The Sentencing Reform Act of 1984 authorizes the United States Sentencing Commission to establish, and retroactively amend, Sentencing Guidelines. Though the Guidelines are only advisory, a district court must consult them during sentencing, along with other factors specified in 18 U. S. C. §3553(a), including "the need to avoid unwarranted sentence disparities." When an amendment applies retroactively, district courts may reduce the sentences of incarcerated people whose sentences were "based on a sentencing range that has subsequently been lowered by the Sentencing Commission" using §3582(c)(2).

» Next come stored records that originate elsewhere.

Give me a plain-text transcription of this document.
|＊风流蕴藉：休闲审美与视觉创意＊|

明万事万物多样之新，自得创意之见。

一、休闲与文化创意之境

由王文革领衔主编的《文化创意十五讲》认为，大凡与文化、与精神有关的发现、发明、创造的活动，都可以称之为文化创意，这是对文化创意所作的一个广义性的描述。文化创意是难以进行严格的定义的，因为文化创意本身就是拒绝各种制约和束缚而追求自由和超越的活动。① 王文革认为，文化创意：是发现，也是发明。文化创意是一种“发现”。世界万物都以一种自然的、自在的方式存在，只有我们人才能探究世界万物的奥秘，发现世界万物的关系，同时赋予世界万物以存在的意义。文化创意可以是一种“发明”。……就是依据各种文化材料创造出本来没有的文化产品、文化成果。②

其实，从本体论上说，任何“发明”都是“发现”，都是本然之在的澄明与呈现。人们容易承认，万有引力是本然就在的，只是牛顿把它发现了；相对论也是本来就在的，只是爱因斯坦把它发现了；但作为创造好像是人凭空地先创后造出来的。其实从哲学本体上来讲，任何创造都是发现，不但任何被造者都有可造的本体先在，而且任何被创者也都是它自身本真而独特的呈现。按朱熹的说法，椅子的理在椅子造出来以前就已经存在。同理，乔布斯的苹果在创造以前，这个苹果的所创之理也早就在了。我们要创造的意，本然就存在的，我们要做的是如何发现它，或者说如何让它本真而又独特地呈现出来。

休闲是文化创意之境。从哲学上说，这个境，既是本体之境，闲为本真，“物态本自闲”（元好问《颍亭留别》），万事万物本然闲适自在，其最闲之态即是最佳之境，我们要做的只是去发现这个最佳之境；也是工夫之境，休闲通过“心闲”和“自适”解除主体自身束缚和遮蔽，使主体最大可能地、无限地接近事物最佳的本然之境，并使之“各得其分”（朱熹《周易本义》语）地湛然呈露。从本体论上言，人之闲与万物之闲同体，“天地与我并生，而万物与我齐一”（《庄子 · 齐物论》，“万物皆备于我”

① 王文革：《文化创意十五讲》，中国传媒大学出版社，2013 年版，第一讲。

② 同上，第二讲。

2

Hughes concerned whether a defendant may seek relief under §3582(c)(2) if he entered a plea agreement under Federal Rule of Criminal Procedure 11(c)(1)(C) (Type-C agreement), which permits the defendant and the government to "agree that a specific sentence or sentencing range is the appropriate disposition of the case," and "binds the court [to the agreed-upon sentence] once [it] accepts the plea agreement." In making its decision, the district court must consider the Sentencing Guidelines. The court may not accept the agreement unless the sentence is either within the applicable Guidelines range or it is outside that range for explicit, justifiable reasons.

After Erik Hughes was indicted on drug and gun charges, he and the government negotiated a Type-C plea agreement, which stipulated that Hughes would receive a sentence of 180 months but did not refer to a particular Guidelines range. Hughes pleaded guilty. At his sentencing hearing, the district court accepted the agreement and sentenced him to 180 months. In so doing, it calculated Hughes' Guidelines range as 188 to 235 months and determined that the sentence was in accordance with the Guidelines and other factors the court was required to consider. Less than two months later, the Sentencing Commission adopted, and made retroactive, an amendment that had the effect of reducing Hughes' sentencing range to 151 to 188 months. The district court denied Hughes' motion for a reduced sentence under §3582(c)(2), and the Eleventh Circuit Court of Appeals affirmed. Both courts concluded that, under the Freeman concurrence, Hughes was ineligible for a reduced sentence because his plea agreement did not expressly rely on a Guidelines range.

==Opinion of the court==

The Supreme Court issued an opinion on June 4, 2018.